Men who were not used to Burma pronunciations fiddled all prayer and even caused a smile from time to time from overseas and native yoogis. Then, as the great number of friars who had the possibility in the wives in ours to serve grain in the shells of the people.
It was a first for almost all of them, and the pleasure and emotion they felt was palpable. Observing the friars quietly accepting and drinking charity was a boon and an inspirational experience for attentive food - a habit most westerns have not gotten used to and which is probably not unconnected with the various indigestion problems to which so many are exposed.
At Sassana Won Saung Monastery new gowns are on offer and merits are made by overseas yogis. when the men were finished, the men in our group gave each bikkhu a bag of detergent. Though it would be a falsehood to say that we have followed the quiet example of the friars, we have taken our lunches with recognition, pleasure and great Dhamma conversations.
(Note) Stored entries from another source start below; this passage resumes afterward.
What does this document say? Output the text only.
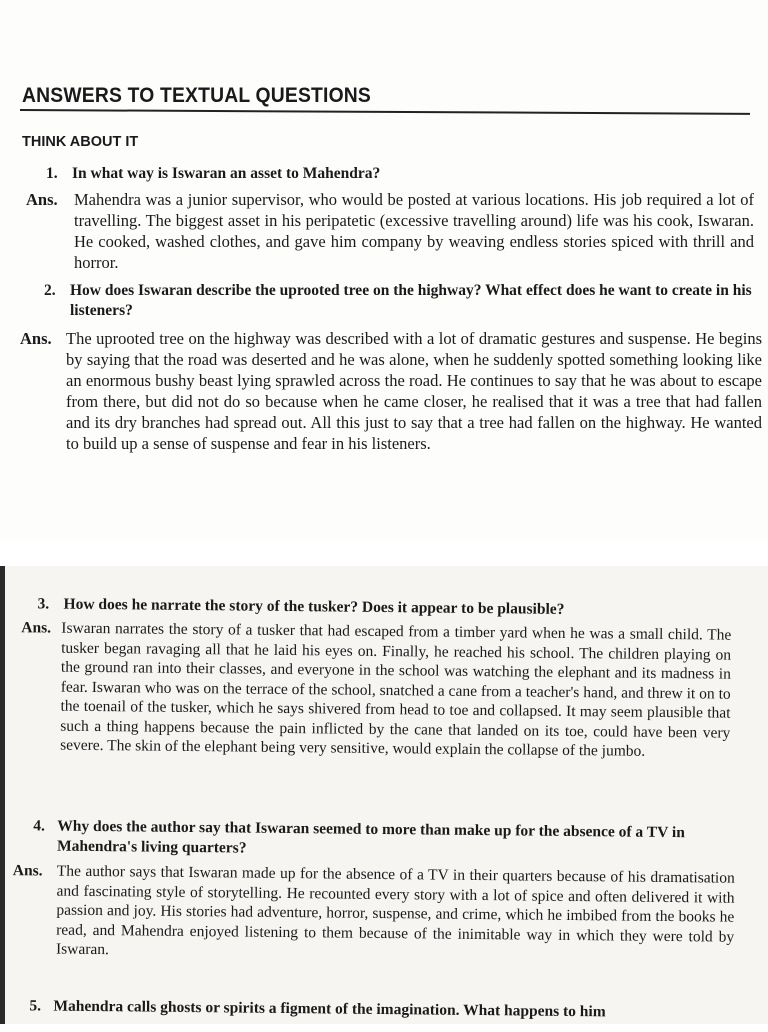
ANSWERS TO TEXTUAL QUESTIONS
THINK ABOUT IT
1. In what way is Iswaran an asset to Mahendra?
Ans. Mahendra was a junior supervisor, who would be posted at various locations. His job required a lot of travelling. The biggest asset in his peripatetic (excessive travelling around) life was his cook, Iswaran. He cooked, washed clothes, and gave him company by weaving endless stories spiced with thrill and horror.
2. How does Iswaran describe the uprooted tree on the highway? What effect does he want to create in his listeners?
Ans. The uprooted tree on the highway was described with a lot of dramatic gestures and suspense. He begins by saying that the road was deserted and he was alone, when he suddenly spotted something looking like an enormous bushy beast lying sprawled across the road. He continues to say that he was about to escape from there, but did not do so because when he came closer, he realised that it was a tree that had fallen and its dry branches had spread out. All this just to say that a tree had fallen on the highway. He wanted to build up a sense of suspense and fear in his listeners.
3. How does he narrate the story of the tusker? Does it appear to be plausible?
Ans. Iswaran narrates the story of a tusker that had escaped from a timber yard when he was a small child. The tusker began ravaging all that he laid his eyes on. Finally, he reached his school. The children playing on the ground ran into their classes, and everyone in the school was watching the elephant and its madness in fear. Iswaran who was on the terrace of the school, snatched a cane from a teacher's hand, and threw it on to the toenail of the tusker, which he says shivered from head to toe and collapsed. It may seem plausible that such a thing happens because the pain inflicted by the cane that landed on its toe, could have been very severe. The skin of the elephant being very sensitive, would explain the collapse of the jumbo.
4. Why does the author say that Iswaran seemed to more than make up for the absence of a TV in Mahendra's living quarters?
Ans. The author says that Iswaran made up for the absence of a TV in their quarters because of his dramatisation and fascinating style of storytelling. He recounted every story with a lot of spice and often delivered it with passion and joy. His stories had adventure, horror, suspense, and crime, which he imbibed from the books he read, and Mahendra enjoyed listening to them because of the inimitable way in which they were told by Iswaran.
5. Mahendra calls ghosts or spirits a figment of the imagination. What happens to him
In order to be able to digest the once again tasty food, Snow and one of the amateur followers of the convent led us through the tranquil rooms with jack fruit plants and a chilly bamboosh-wood, probably not unlike the Buddha's veneruvana. Aung Zabu Tawya, a convent that recently purchased 301 valuable Buddha sculptures from a followers of Japan (whose store apparently multiplies after the donation---Dhamma works!), was our next stop.
Our next and definite goal for the next few weeks was Myittar Shin Shwe Pyi Thar Monastary in Hmawbi, about 90 min from Yangon. In contrast to the luxury 3-star motel with cosy bed and Wi-Fi access, where we lived in Yangon, we were supposed to stay in small dormitories on the ground and share the room with the spider, frog and lizard.
Before our group meditations in the monastery's surgery building we went around the site where we met a group of builders who were performing in front of the five thousand-person Chinlones.
As the group was touring the arena, I remained behind to observe the boys playing, in the hope that they would welcome me into the group. They were much better than the boys I was playing with in Yangon (who had about the same skills as me), so I was just lucky to be watching.
At the end of our group meeting we, who were starving, finished the whole afternoon with a cup of coffee, cookies and fruits about beautiful Dhamma conversations and tales.